Vitalik Buterin proposes zk-SNARKs to strengthen Merkle tree’s proof of reserves
Ethereum CEO and co-founder Vitalik Buterin proposed using zk-snarks to strengthen the privacy and robustness of Merkle tree exchange proof of reserves and in holding client funds in some kind, like a validium smart contract. CZ also agreed with the proposal and declared to implement it in Binance to make it open source.
Central exchange for implementing proof of solvency
Vitalik said that each time a prominent CEX blows up, a joint inquiry develops; it concerns whether or not users can utilize cryptographic techniques to solve the problem.
Rather than merely relying on conventional means, including government licenses and auditors and examining the corporate governance and the backgrounds of the individuals coordinating the exchange. Therefore, exchanges could innovate cryptographic proofs demonstrating that the funds they hold are sufficient to coverage of their liabilities to their users.
Moreover, he added, the crypto exchange could generate a system where it can’t withdraw a depositor’s funds without their acknowledgment. On the other hand, individuals could explore the entire spectrum between the dubbed “don’t be evil” admiring perfect CEX and the “can’t be evil”; however, current private and inefficient leakage, on-chain DEX, is deplorable.
Buterin identified that the post is intended to move exchanges closer toward trustlessness. Therefore, zk-snarks could be the solution for the technical limitations and newer and more robust ideas.
Zero-Knowledge Succinct Non-Interactive Argument of Knowledge,” or “zk-SNARK,” refers to a proof architecture in which one can illustrate possession of particular knowledge, such as a secret key, without uncovering that understanding or having conversations with either the prover or the verifier.
Working and operating on solvency
According to the post, proof of solvency works in a manner that proves the exchange accumulates funds in paying back all of its deposits. In this case, discussions commenced on how to solve the other side of the problem, where proving the total size of customers’ deposits (proof of liabilities) and proving ownership (proof of assets) leads to proof of solvency.
The easiest way to prove deposits is by publishing a list of (username and balance) pairs. Each user can verify the inclusion of their balance in the list, and anyone can check the complete list to see: every balance is a non-negative total sum is claimed amount.
Nonetheless, there can be changes in becoming (hash (username, salt, balance) pairs and sending each client privately their salt value. When there are balance and pattern leakages, there is a desire for privacy and policy, dubbed the Merkle tree technique.

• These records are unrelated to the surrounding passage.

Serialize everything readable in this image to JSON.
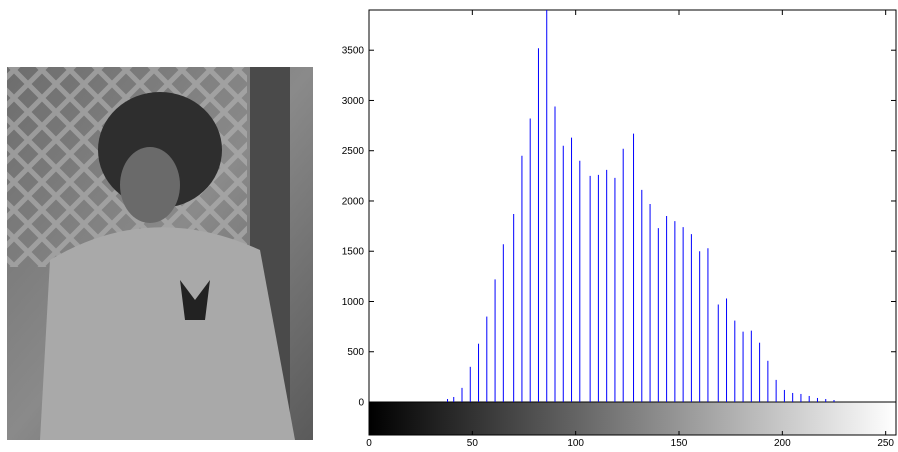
{
  "chart_data": {
    "type": "stem",
    "x": [
      38,
      41,
      45,
      49,
      53,
      57,
      61,
      65,
      70,
      74,
      78,
      82,
      86,
      90,
      94,
      98,
      102,
      107,
      111,
      115,
      119,
      123,
      128,
      132,
      136,
      140,
      144,
      148,
      152,
      156,
      160,
      164,
      169,
      173,
      177,
      181,
      185,
      189,
      193,
      197,
      201,
      205,
      209,
      213,
      217,
      221,
      225
    ],
    "series": [
      {
        "color": "#0000ff",
        "values": [
          30,
          50,
          140,
          350,
          580,
          850,
          1220,
          1570,
          1870,
          2450,
          2820,
          3520,
          3900,
          2940,
          2550,
          2630,
          2400,
          2250,
          2260,
          2310,
          2230,
          2520,
          2670,
          2110,
          1970,
          1730,
          1850,
          1800,
          1740,
          1670,
          1500,
          1530,
          970,
          1030,
          810,
          700,
          710,
          590,
          410,
          220,
          120,
          90,
          80,
          60,
          40,
          30,
          20
        ]
      }
    ],
    "xlim": [
      0,
      255
    ],
    "ylim": [
      0,
      3900
    ],
    "xticks": [
      0,
      50,
      100,
      150,
      200,
      250
    ],
    "yticks": [
      0,
      500,
      1000,
      1500,
      2000,
      2500,
      3000,
      3500
    ]
  }
}
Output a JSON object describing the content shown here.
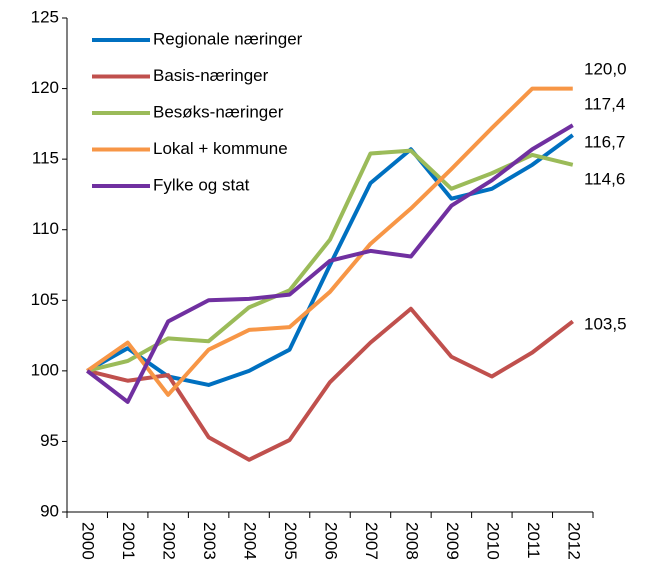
{
  "chart_data": {
    "type": "line",
    "categories": [
      "2000",
      "2001",
      "2002",
      "2003",
      "2004",
      "2005",
      "2006",
      "2007",
      "2008",
      "2009",
      "2010",
      "2011",
      "2012"
    ],
    "series": [
      {
        "name": "Regionale næringer",
        "color": "#0070c0",
        "values": [
          100,
          101.6,
          99.6,
          99.0,
          100.0,
          101.5,
          107.5,
          113.3,
          115.7,
          112.2,
          112.9,
          114.6,
          116.7
        ],
        "value_labels": [
          null,
          null,
          null,
          null,
          null,
          null,
          null,
          null,
          null,
          null,
          null,
          null,
          "116,7"
        ]
      },
      {
        "name": "Basis-næringer",
        "color": "#c0504d",
        "values": [
          100,
          99.3,
          99.7,
          95.3,
          93.7,
          95.1,
          99.2,
          102.0,
          104.4,
          101.0,
          99.6,
          101.3,
          103.5
        ],
        "value_labels": [
          null,
          null,
          null,
          null,
          null,
          null,
          null,
          null,
          null,
          null,
          null,
          null,
          "103,5"
        ]
      },
      {
        "name": "Besøks-næringer",
        "color": "#9bbb59",
        "values": [
          100,
          100.7,
          102.3,
          102.1,
          104.5,
          105.7,
          109.3,
          115.4,
          115.6,
          112.9,
          114.0,
          115.3,
          114.6
        ],
        "value_labels": [
          null,
          null,
          null,
          null,
          null,
          null,
          null,
          null,
          null,
          null,
          null,
          null,
          "114,6"
        ]
      },
      {
        "name": "Lokal + kommune",
        "color": "#f79646",
        "values": [
          100,
          102.0,
          98.3,
          101.5,
          102.9,
          103.1,
          105.6,
          109.0,
          111.5,
          114.3,
          117.2,
          120.0,
          120.0
        ],
        "value_labels": [
          null,
          null,
          null,
          null,
          null,
          null,
          null,
          null,
          null,
          null,
          null,
          null,
          "120,0"
        ]
      },
      {
        "name": "Fylke og stat",
        "color": "#7030a0",
        "values": [
          100,
          97.8,
          103.5,
          105.0,
          105.1,
          105.4,
          107.8,
          108.5,
          108.1,
          111.7,
          113.5,
          115.7,
          117.4
        ],
        "value_labels": [
          null,
          null,
          null,
          null,
          null,
          null,
          null,
          null,
          null,
          null,
          null,
          null,
          "117,4"
        ]
      }
    ],
    "ylim": [
      90,
      125
    ],
    "yticks": [
      90,
      95,
      100,
      105,
      110,
      115,
      120,
      125
    ],
    "grid": false,
    "legend": "upper left"
  }
}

The Merkle tree technique entails inserting the customer balance table into a Merkle sum tree. Each node in a Merkle sum tree is a (balance, hash) pair. The bottom-layer leaf nodes represent individual customers’ balances and salted username hashes. The balance in each higher-layer node is the sum of the two balances below it, and the hash is the hash of the two nodes below it. A Merkle sum proof, like a Merkle proof, is a “branch” of the tree made up of the sister nodes that run from a leaf to the root.